Questa è dunque la situazione: il quartier generale delle Forze alleate del sud Europa, direttamente collegato alla catena di comando del Pentagono, gode di una effettiva extraterritorialità nei confronti non solo della città di Napoli ma del paese che lo ospita. Chi dubita di questo basta che ricordi come, il 24 marzo 1999, mentre il parlamento italiano ancora discuteva sulla opportunità o meno di un intervento armato contro la Jugoslavia, gli aerei agli ordini del comandante dell’Airsouth, subordinato all’Afsouth, a sua volta subordinato al Pentagono, già sganciavano le loro bombe sulla Jugoslavia.
Che la riunione dei ministri della difesa si tenga o no a Napoli, resta quindi, comunque, la “zona rossa” della Nato da cui è esclusa la nostra democrazia.
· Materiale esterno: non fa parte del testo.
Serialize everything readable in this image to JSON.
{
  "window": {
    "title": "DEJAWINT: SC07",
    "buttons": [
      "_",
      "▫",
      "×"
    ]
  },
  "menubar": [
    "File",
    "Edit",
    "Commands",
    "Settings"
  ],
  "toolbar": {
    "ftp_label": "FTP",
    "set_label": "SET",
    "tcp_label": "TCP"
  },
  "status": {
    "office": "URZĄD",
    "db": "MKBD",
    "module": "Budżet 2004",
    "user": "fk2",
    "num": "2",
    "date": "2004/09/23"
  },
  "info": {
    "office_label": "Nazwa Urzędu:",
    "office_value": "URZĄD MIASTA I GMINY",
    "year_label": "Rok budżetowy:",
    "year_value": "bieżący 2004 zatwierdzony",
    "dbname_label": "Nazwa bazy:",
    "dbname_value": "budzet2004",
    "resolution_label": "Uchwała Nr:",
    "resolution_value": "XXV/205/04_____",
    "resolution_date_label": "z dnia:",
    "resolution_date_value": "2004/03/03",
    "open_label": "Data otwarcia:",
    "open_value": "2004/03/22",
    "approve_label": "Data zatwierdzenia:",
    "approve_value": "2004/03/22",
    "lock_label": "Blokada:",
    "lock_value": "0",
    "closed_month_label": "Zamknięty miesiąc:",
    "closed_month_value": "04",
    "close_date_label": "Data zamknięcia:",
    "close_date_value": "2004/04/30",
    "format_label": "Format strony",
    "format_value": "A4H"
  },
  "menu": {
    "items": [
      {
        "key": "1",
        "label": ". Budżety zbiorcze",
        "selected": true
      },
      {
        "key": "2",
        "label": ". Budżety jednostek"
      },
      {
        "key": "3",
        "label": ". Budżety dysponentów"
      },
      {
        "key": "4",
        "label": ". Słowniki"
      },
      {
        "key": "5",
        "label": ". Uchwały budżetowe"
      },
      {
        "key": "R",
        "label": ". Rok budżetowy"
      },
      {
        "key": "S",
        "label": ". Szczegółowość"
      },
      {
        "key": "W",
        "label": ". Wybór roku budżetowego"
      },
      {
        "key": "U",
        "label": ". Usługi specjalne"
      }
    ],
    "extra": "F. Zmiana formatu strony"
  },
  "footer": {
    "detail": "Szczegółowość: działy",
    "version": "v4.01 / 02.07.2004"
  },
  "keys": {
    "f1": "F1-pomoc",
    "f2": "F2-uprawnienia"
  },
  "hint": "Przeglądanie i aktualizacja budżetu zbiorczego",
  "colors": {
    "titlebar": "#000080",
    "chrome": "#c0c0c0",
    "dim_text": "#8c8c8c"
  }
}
Qui è insediato quel comando che, cinquant’anni fa, assunse come emblema lo scudo con impresso il Leone di San Marco (sic) con la zampa destra, poggiata su un libro aperto alla parola “Pax”, che impugna una spada. “Il Leone di San Marco, simbolo del potere, tiene aperto il libro della pace – spiegò nel 1951, all’inaugurazione dell’Afsouth, il comandante in capo statunitense (il primo della dinastia) – ma il leone tiene anche sguainata una spada per indicare la sua intenzione di mantenere la pace”. Mezzo secolo dopo lo scudo è diventato spaziale, ma l’emblema è rimasto lo stesso: simbolo del potere, garante con la spada della “Pax Americana”.